Joni Fringer Owen called me about two months ago. I remembered her immediately from the years she played softball for the Windmills. The image of an exuberant, red-headed powerful pitcher jumped before my eyes. I hadn’t seen or talked with her for four or five years, although I recalled she’d done pretty well pitching in college.
Joni quickly got to why she had called me?#34;she wanted to know if there were any openings for coaches in the Windmills organization. I said her timing was perfect, since the Windmills Board had recently committed to at least one female coach for every team and because we were right in the middle of Windmills’ tryouts for next year.
We chatted a while about what she’d been doing over the past years. Joni told me she had pitched in college, moved back to Chicagoland and was now working at the Great Lakes Adaptive Sports Association in Lake Forest.
“I really want to work with softball players and I want to give back to the organization that gave me so much.” This was not the first former college player I’d heard this from, and it made me very proud of the Windmills.
Then Joni said, “Oh, there’s just one thing, Mr. Blesoff, I’m in a wheelchair now.”
After missing a beat, I asked what she meant and what had happened. Here’s some of what she told me.
After graduating from Maine West High School in the class of ’98, Joni spent two years at Campbellsville University in Kentucky and then two years at Lambuth University in Tennessee. She played softball at both schools.
During her junior year, Joni was diagnosed with leukemia. She started chemotherapy and the cancer went into remission. Then, in 2002, it came back again in a more virulent form, with a terminal diagnosis. Joni entered clinical trials of a radical treatment at Vanderbilt University Medical Center. This treatment included a new drug and full-body radiation. Once again, the cancer went into remission.
Joni went on to explain that the leukemia had weakened her bones, making them brittle, and the radical treatment at Vanderbilt also added to the brittleness.
“But with the cancer in remission for a second time, I just had to go out and play softball,” she said enthusiastically.
During one at bat, she got hit on the helmet with a pitch and went down. She landed on her bat and severed her spinal column. Joni explained to me that she is a paraplegic and will be in her wheelchair the rest of her life.
I took a really deep breath. I pictured this strong young woman athlete lying at home plate. I pictured her beating leukemia and falling to a terrible accident. Then I heard the clarity in her voice and remembered the sparkle in her eye and her strength and I realized the courage behind this phone call that she had made.

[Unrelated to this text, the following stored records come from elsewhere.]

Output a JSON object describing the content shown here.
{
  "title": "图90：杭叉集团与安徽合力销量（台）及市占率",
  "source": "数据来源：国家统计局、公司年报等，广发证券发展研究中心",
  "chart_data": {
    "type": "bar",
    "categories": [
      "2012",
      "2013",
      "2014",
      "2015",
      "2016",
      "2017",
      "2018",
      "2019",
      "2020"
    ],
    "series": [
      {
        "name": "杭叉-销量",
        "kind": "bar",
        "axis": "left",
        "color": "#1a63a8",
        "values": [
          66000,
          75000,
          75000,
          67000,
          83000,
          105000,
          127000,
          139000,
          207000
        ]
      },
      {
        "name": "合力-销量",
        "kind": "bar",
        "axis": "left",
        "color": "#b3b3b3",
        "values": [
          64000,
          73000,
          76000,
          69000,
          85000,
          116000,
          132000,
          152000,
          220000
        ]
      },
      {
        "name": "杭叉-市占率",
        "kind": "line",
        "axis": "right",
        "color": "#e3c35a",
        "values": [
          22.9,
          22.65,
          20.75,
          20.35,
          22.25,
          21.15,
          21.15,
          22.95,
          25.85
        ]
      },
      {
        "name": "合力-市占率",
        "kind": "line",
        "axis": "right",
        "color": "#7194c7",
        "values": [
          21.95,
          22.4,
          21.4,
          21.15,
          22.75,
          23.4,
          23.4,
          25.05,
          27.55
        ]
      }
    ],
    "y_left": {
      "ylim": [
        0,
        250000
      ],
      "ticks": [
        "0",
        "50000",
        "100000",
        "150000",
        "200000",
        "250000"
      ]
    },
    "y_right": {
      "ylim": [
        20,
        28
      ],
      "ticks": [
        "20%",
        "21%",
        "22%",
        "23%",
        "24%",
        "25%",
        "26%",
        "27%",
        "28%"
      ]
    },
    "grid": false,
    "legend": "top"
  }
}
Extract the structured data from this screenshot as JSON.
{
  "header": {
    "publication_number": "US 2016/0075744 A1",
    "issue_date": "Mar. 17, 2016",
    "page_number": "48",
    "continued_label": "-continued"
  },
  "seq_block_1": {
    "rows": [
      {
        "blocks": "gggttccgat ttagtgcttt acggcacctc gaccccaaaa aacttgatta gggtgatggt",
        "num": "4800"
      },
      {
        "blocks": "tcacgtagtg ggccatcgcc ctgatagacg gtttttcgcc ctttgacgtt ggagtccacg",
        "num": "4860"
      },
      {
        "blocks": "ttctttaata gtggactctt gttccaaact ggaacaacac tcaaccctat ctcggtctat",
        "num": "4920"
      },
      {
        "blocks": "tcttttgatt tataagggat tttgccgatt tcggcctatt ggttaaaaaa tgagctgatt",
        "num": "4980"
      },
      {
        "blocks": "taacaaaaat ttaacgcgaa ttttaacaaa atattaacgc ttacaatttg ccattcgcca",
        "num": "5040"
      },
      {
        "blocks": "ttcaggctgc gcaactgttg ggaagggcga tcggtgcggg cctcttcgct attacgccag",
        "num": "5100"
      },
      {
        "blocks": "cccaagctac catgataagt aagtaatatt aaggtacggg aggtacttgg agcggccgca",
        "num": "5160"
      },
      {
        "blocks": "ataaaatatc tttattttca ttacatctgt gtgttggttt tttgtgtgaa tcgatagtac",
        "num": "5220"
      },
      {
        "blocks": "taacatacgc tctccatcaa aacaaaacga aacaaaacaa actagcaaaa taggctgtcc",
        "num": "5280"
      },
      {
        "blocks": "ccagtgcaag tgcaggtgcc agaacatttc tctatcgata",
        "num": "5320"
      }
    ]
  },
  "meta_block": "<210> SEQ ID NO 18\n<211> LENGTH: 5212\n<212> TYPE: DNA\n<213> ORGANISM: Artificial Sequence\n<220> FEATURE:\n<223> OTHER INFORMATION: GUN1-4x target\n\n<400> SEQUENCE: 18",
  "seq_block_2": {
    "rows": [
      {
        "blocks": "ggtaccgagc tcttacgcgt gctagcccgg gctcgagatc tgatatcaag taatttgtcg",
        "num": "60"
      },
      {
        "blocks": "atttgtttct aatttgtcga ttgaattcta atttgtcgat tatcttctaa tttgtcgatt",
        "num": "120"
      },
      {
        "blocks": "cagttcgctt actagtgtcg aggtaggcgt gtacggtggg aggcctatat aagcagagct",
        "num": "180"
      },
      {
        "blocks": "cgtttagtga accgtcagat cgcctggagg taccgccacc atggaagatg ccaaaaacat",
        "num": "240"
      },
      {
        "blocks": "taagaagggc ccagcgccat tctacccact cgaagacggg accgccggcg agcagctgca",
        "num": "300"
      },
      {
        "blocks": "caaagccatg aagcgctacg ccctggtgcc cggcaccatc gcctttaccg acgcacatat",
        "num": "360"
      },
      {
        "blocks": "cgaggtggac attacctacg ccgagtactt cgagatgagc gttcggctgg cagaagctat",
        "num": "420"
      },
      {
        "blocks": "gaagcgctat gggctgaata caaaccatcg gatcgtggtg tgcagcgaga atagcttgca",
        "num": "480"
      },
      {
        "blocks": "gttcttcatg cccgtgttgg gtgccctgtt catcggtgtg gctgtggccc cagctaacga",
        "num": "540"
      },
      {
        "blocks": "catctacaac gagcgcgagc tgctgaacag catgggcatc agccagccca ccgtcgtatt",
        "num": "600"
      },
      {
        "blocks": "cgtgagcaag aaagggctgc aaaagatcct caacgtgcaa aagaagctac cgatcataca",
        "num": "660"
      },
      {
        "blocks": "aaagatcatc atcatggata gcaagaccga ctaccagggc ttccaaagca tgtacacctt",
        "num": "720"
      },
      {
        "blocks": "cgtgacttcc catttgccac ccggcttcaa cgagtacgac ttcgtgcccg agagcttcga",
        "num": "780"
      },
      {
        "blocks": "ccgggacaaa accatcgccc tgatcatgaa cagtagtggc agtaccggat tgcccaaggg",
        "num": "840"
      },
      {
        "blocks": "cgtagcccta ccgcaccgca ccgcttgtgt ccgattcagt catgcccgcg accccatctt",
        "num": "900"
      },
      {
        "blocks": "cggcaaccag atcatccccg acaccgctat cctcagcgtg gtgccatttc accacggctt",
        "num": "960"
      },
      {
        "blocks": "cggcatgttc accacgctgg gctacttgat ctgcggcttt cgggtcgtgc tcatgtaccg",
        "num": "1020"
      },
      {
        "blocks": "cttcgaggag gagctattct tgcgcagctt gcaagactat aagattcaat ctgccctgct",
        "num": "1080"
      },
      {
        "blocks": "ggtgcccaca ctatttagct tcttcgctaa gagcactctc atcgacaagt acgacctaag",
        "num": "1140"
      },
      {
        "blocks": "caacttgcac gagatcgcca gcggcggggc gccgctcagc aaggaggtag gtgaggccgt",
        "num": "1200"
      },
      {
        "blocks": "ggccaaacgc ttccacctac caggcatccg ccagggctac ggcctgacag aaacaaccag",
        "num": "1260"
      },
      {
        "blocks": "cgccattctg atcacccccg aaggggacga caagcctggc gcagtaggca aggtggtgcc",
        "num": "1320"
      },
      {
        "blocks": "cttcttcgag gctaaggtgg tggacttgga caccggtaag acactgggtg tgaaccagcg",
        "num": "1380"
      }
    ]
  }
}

Joni came to the Windmills tryouts the very next day. She met with Meghan Gallagher, coach of one of the 14-under teams. Joni and Meghan realized they had played against one another as teenagers. Meghan knew she needed help with pitchers and catchers, and she welcomed Joni onto the coaching staff.
This year, the girls on the Windmills 14 Blue team are going to learn a lot about softball from their coaches. They will have terrific role models. I suspect they will also learn about courage, perseverance and living with a physical handicap.
But this is not the end of Joni’s story. In my next columns, I will tell you about Joni’s mother, a terrific athlete in her own right, who inspires Joni to this day; about Joni’s dangerous experimental high-tech surgery which allowed me to witness a miraculous event; and about Joni’s recent relapse, necessitating a bone-marrow transplant. And I will be asking your help in finding bone-marrow donors in order to extend this amazing young woman’s life. In preparation for that request, I urge all of you to go to www.giftoflife.org and learn about becoming a bone-marrow donor.
No, this is not the end of the story. I suspect it is just the beginning.